Main Author: Romis, Robbani Amal
Format: Thesis NonPeerReviewed
Terbitan: , 2018
Subjects:
Online Access: http://repository.ub.ac.id/9214/
Daftar Isi:
  • Ruang-ruang dalam kota adalah arena kontesasi kekuasaan. Bagaimana mozaik kota terbentuk, adalah tergantung bagaiman sejarah kontestasi itu bergerak dalam relung-relung sejarah. Revitalisasi Hutan Kota Malabar adalah salah satu proyek yang berbasis pada relasi kuasa-pengetahuan tentang ruang-waktu dalam medan kontestasi itu. Makna “revitalisasi” dan ruang-waktu Hutan Kota Malabar dimaknai dalam berbagai bentuk, tergantung bagaimana kebenaran diproduksi atasnya. Jejak-jejak kuasa dalam situs Hutan Kota Malabar adalah stigmata-stigmata yang menandai bagaiman sengitnya kontestasi itu. Pendekatan genealogi dan arkeologi Foucault digunakan sebagai prinsip utama untuk membedah jejak-jejak kuasa. Kedua prinsip itu digunakan untuk membedah empat stigmata masa lalu kebenaran tubuh: kegilaan, kesehatan, seksualitas dan pendisplinan. Keempat konsep ini demikian mengarakterisasi Revitalisasi Hutan Kota Malabar melalui penciptaan teknik-teknik pemograman tubuh. Didasarkan pada aspek-aspek teoretik Michel Foucaul, operasionalisasi analisis dilengkapi dengan metode kritik deskriptif depiktif dan deskriptif kontekstual. Kedua metode bertujuan untuk mengurai relasi antara-antara detail arsitektural Hutan Kota Malabar dengan relasi sosial, kultural dan politik yang mengelilinginya. Berdasarkan analisis, didapatkan hasil bahwa Revitalisasi Hutan Kota Malabar adalah upaya respasialisasi dan reestetikasi Hutan Kota Malabar yang bertujuan untuk mengonstruksi tubuh dalam kerangka idealitas biopolitik neoliberal.

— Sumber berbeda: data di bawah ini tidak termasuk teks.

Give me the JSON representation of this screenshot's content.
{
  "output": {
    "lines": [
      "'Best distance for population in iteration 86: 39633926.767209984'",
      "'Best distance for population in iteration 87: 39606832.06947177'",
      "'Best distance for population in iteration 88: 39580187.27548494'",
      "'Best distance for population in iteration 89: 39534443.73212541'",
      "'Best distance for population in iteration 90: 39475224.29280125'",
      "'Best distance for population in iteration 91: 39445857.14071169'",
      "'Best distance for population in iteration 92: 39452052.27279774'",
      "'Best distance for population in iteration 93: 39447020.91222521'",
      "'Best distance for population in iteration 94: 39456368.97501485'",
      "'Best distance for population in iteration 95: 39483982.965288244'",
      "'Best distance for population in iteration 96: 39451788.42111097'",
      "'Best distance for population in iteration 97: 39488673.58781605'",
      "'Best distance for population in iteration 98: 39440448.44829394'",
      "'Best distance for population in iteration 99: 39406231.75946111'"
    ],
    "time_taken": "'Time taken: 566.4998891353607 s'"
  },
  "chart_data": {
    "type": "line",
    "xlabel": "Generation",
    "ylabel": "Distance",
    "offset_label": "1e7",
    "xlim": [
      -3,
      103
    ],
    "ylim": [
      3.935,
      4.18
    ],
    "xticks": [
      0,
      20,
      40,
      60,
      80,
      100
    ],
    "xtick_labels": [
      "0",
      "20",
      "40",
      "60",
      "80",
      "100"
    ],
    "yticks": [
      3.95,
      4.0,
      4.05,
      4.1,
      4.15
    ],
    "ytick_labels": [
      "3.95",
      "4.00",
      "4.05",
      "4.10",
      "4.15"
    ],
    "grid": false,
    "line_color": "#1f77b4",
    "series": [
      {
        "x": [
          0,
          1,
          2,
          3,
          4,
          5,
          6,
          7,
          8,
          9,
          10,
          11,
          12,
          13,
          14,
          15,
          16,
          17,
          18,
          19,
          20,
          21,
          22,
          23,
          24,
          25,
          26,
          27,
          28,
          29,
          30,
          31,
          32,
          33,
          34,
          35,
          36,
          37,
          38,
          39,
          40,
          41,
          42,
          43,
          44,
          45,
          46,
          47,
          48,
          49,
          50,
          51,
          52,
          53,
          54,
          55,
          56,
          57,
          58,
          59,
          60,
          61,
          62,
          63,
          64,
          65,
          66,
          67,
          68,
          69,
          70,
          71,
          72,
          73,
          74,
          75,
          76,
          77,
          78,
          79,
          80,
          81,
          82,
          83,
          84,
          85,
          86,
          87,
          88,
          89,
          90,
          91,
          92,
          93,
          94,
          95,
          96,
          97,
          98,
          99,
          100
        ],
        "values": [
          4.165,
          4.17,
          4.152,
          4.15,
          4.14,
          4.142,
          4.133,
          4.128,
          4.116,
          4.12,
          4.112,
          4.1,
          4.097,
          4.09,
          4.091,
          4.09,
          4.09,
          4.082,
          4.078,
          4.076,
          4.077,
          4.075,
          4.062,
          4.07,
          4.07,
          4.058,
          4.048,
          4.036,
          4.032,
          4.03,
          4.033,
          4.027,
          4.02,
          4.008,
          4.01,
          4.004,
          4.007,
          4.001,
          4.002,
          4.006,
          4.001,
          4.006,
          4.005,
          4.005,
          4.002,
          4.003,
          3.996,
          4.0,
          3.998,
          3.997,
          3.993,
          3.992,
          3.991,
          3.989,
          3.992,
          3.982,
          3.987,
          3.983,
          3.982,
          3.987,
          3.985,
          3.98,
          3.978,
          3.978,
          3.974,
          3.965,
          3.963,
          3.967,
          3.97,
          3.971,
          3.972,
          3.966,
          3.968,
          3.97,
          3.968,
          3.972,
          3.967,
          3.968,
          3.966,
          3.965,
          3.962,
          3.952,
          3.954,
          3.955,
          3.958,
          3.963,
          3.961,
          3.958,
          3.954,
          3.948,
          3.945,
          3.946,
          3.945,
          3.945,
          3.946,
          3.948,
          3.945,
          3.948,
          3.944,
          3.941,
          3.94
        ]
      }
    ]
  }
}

Idealitas itu mewujud melalui dua tipe kebenaran: kebenaran negara dan kebenaran pasar. Kedua kebenaran ini mengondisikan ruang-ruang Hutan Kota Malabar menjadi sejenis mesin penegakan stabilitas dan penciptaan kultur konsumsi baru. Resitensi yang mengiringi proses Revitalisasi Hutan Kota Malabar pada kenyataanya tidak mengubah apapun, justru sebaliknya dia justru memberikan kesempatan bagi kedua kebenaran untuk tampil lebih sublim menukik.